Mas a empresa enfrenta críticas sem precedentes. Os fazendeiros afirmam que suas pesquisas são irrelevantes para eles. Um grupo de empregados da empresa diz que ela está muito fragmentada e há preocupações de que o governo federal, sem recursos, corte seu orçamento. Ambientalistas reclamam que suas pesquisas permitem aos fazendeiros avançarem para a floresta amazônica.
Lopes considera essas críticas injustas. A produção agrícola continuou a crescer na década passada enquanto o desflorestamento diminuiu, diz ele. (Apesar de que aumentou novamente em dois dos últimos três anos). Os fazendeiros podem comprar menos sacos de sementes com o logo da Embrapa, mas seu know-how faz parte de tudo o que eles fazem, insiste Lopes. 
Mas as críticas estão corretas. Quase 90% da contribuição econômica da Embrapa vêm do trabalho que ela realizou nos seus primeiros 25 anos. Sete áreas de pesquisa, incluindo arroz e grãos, não propiciaram nenhum retorno no ano passado. Em parte porque hoje a Embrapa enfrenta mais competição. Leis promulgadas na década de 1990, incluindo uma que melhorou a proteção da propriedade intelectual, atraíram companhias de agronegócios estrangeiras, como a Bayer e a Syngenta. E elas têm mais dinheiro que a Embrapa para gastar em novas áreas como a de biotecnologia. A Embrapa deveria se concentrar em atividades que aquelas empresas evitam, como os experimentos de integração em Planaltina, diz Blairo Maggi, ministro da Agricultura. Lopes diz que deseja que a Embrapa trabalhe em áreas que as grandes empresas dispensam. A Embrapa tem de ser “mais diversificada, não menos”, financiar a produção de alimentos, desde o açaí, carne e peixe.

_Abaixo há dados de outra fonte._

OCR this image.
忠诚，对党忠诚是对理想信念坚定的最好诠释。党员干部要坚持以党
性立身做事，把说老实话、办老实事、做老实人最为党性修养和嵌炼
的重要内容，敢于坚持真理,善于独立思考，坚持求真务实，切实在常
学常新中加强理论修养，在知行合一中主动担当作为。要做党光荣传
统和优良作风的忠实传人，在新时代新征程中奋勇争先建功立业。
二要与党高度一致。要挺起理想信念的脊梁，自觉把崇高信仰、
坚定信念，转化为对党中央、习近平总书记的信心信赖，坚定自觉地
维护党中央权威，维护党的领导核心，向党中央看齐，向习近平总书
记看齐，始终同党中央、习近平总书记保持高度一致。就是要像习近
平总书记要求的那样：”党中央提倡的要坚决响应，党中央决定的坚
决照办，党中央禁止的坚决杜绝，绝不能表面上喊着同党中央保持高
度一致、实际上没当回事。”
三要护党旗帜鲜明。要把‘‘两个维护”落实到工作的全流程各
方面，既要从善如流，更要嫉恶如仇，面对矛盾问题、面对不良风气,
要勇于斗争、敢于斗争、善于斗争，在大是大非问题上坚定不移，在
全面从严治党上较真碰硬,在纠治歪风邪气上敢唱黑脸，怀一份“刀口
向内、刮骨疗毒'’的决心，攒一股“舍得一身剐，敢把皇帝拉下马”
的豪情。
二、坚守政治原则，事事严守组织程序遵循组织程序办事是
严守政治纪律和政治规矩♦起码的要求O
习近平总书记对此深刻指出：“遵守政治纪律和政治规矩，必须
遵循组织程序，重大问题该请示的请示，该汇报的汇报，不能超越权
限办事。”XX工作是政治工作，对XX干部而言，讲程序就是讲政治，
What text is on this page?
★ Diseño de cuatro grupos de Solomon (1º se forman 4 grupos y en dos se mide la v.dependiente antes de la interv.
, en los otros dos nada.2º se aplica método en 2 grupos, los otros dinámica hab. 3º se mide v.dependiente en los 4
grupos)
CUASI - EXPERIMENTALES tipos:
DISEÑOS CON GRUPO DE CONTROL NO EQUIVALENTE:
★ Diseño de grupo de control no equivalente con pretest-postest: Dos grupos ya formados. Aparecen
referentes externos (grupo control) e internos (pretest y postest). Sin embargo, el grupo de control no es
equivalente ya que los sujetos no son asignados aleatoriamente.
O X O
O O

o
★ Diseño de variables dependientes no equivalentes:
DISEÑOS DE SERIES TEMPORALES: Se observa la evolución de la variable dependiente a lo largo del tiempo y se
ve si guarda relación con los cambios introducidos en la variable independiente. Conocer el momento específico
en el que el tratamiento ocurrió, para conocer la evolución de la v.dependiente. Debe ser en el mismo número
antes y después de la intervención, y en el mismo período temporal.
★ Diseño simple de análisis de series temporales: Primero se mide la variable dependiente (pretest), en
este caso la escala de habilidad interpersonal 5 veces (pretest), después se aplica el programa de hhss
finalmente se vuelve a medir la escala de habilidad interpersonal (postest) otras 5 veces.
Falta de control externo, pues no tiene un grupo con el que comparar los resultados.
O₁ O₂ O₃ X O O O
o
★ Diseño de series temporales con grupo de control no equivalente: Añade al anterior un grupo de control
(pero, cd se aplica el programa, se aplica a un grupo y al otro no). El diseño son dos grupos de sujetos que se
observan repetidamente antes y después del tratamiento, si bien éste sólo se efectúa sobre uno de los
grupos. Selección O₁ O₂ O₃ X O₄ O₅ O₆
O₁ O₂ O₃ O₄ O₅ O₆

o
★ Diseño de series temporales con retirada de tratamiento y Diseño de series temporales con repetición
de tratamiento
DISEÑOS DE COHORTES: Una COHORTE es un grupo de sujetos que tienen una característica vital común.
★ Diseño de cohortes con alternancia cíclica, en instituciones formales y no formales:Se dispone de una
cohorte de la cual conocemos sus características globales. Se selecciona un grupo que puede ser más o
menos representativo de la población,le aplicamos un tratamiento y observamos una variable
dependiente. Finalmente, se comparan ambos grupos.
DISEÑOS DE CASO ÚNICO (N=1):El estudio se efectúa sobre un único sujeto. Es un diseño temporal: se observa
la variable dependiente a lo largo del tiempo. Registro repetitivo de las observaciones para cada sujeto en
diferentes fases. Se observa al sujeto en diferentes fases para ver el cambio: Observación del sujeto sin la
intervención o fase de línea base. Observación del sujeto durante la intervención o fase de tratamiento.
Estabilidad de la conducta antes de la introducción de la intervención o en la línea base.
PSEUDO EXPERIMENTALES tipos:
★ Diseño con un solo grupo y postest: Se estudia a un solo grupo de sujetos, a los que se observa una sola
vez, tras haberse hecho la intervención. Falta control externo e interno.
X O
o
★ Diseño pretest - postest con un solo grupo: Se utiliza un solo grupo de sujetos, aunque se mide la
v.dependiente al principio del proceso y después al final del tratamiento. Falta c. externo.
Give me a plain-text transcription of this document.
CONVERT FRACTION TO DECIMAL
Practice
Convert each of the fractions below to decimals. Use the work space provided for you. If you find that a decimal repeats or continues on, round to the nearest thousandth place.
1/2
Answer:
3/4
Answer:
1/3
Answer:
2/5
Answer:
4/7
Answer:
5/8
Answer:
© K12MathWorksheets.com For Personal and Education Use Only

O problema não é que ela esteja dando atenção a coisas erradas. Os salários pagos consomem 70% do orçamento; os gastos com equipamentos de laboratório, experiências de campo e outros similares representam apenas 2%. Seus laboratórios praticamente não realizaram nenhum trabalho no campo do mapeamento genético.

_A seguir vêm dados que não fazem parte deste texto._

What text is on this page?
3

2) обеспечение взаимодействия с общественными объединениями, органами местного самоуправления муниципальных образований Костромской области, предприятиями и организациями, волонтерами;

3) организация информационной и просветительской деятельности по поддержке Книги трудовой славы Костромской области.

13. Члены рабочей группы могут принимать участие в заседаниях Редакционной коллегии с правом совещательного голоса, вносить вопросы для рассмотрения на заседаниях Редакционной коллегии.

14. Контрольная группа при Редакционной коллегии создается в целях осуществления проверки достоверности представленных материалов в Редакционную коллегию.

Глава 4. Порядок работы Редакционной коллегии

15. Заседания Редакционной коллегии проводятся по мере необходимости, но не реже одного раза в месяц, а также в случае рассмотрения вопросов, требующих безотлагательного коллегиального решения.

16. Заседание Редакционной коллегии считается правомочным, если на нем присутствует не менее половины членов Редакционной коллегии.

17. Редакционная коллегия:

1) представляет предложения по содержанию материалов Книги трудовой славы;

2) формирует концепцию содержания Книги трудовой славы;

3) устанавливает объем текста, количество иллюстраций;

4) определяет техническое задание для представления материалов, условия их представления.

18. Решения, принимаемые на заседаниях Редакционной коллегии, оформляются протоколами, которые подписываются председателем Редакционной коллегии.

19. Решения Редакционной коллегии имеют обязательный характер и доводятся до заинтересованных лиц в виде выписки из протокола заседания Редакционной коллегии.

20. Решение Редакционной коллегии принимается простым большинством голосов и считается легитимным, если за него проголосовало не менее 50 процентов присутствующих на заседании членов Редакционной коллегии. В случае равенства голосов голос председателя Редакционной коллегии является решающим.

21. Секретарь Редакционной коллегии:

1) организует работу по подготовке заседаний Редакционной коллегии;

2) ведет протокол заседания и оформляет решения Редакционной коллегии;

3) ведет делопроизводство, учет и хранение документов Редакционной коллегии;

Este ano Lopes incorporou 17 unidades administrativas em seis e fechou quatro dos 46 núcleos regionais. Um plano com vistas a uma reformulação ainda maior da empresa e que vazou para a imprensa objetiva uma instituição mais centralizada. Os críticos dizem que esse projeto não resolve as principais deficiências da Embrapa. O sucessor de Lopes precisará conduzir a empresa de modo a integrá-la ao século 21, talvez com a ajuda de algumas cabeças de zebus.